По мере того, как мы регистрировались — называли фамилию, имя, возраст, профессию, указывали приметы, ставили свою подпись под оттиском указательного пальца, — нас всех отводили в раздевалку. Настала моя очередь:
— Фамилия?
— Жене.
— Плантагенет?
— Жене, я же сказал.
— А я сказал: Плантагенет. Что, не нравится?
— Имя?
— Жан.
— Возраст?
— Тридцать.
— Профессия?
— Профессии нет.
Надзиратель злобно взглянул на меня. Может быть, он презирал мое невежество: я не знал, что Плантагенеты были похоронены в Фонтевро, и их герб — леопард и мальтийский крест — до сих пор украшает витражи часовни.

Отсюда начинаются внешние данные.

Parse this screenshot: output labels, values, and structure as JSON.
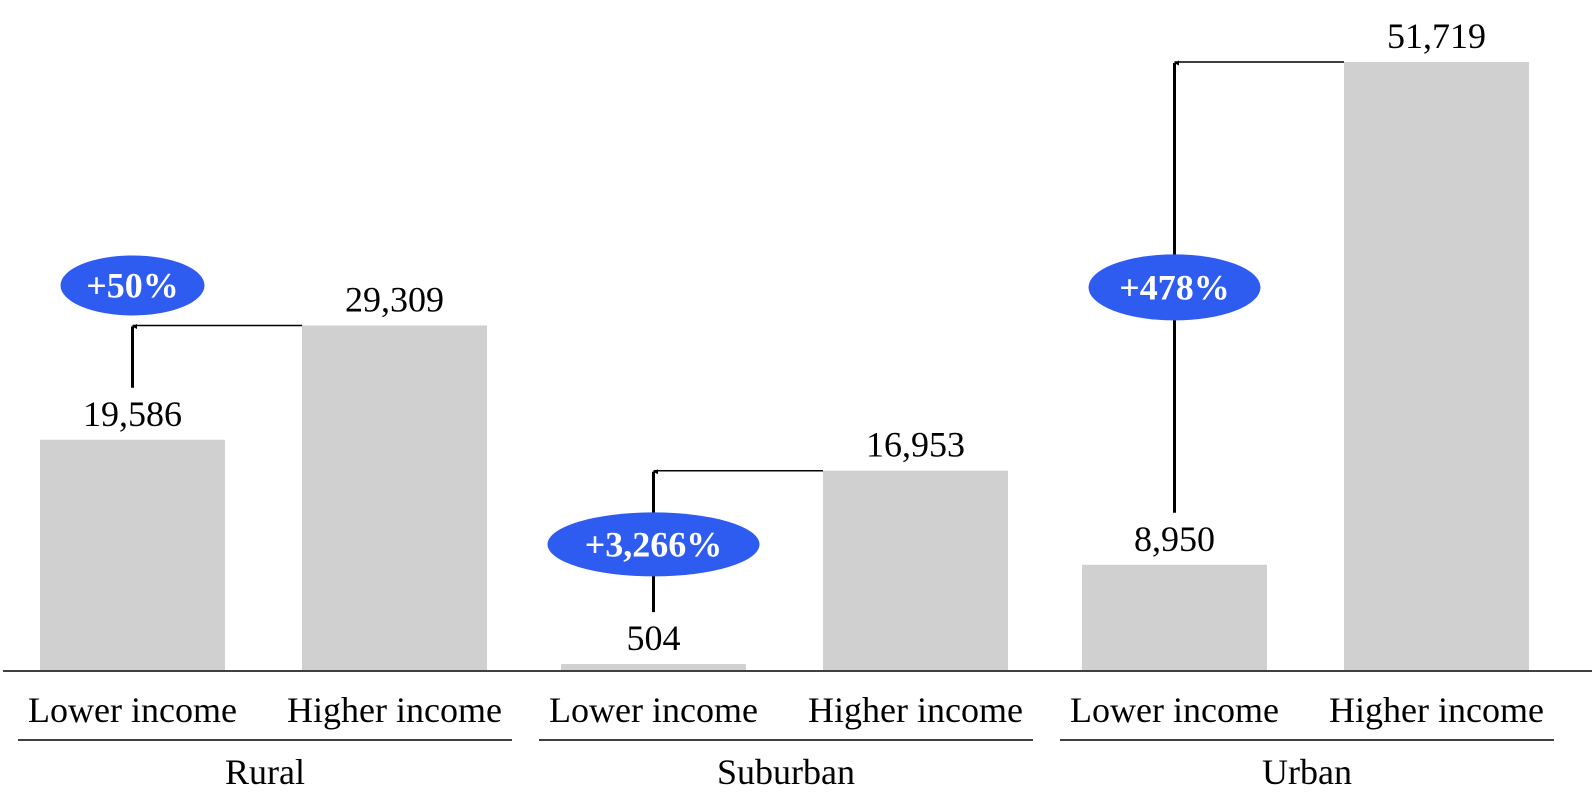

Я едва успел кивнуть украдкой на прощание молодому парню из нашего конвоя, я как-то выделил его из других. С тех пор, как мы расстались, прошло едва полтора месяца, но когда я хочу скрасить свое уныние и вызвать в памяти его лицо, оно ускользает от меня. В полицейском фургоне, который перевозил нас с вокзала в тюрьму, он вошел в узкую клетку (куда нас запихивали по двое) вместе с каким-то типом с повадками наглого сутенера. Желая, чтобы его приковали именно к нему, он прибегнул к уловке, которая вызвала во мне зависть и к мальчишке, и к тому коту, меня до сих пор это волнует и тревожит, а еще неодолимо влечет, как некая тайна, и с тех пор в течение бесцветных, блеклых тюремных часов я пережевываю это воспоминание, но стараюсь ни во что уже не вникать. Я могу навоображать себе, что они делали, что говорили друг другу, что замышляли на будущее, могу представить перед своим мысленным взором долгую жизнь их любви, но меня довольно быстро утомляет это занятие. Если продлить в воображении короткую картинку: то, как вел себя этот мальчик, как входил он в клетку — это ровным счетом ничего не прибавит к нашему восприятию и даже напротив — разрушит странное очарование мгновенного и молниеносно-яркого эпизода. Так и лицо Аркамона ослепляло меня своей красотой, если он быстро проходил мимо, но стоило заглядеться на него подольше, рассматривая внимательно и подробно, оно как бы гасло, черты казались размытыми и тусклыми. Так и многие действия поражают нас, высвечивают смутные силуэты, делая их рельефными и яркими, только если взгляд успевает подметить их мимоходом, вскользь, потому что живая красота может быть схвачена лишь мельком. Если пытаешься продлить ее, внимательно рассмотреть через все изменения и превращения, неизбежно наступает момент, когда она умирает, не в состоянии длиться всю жизнь.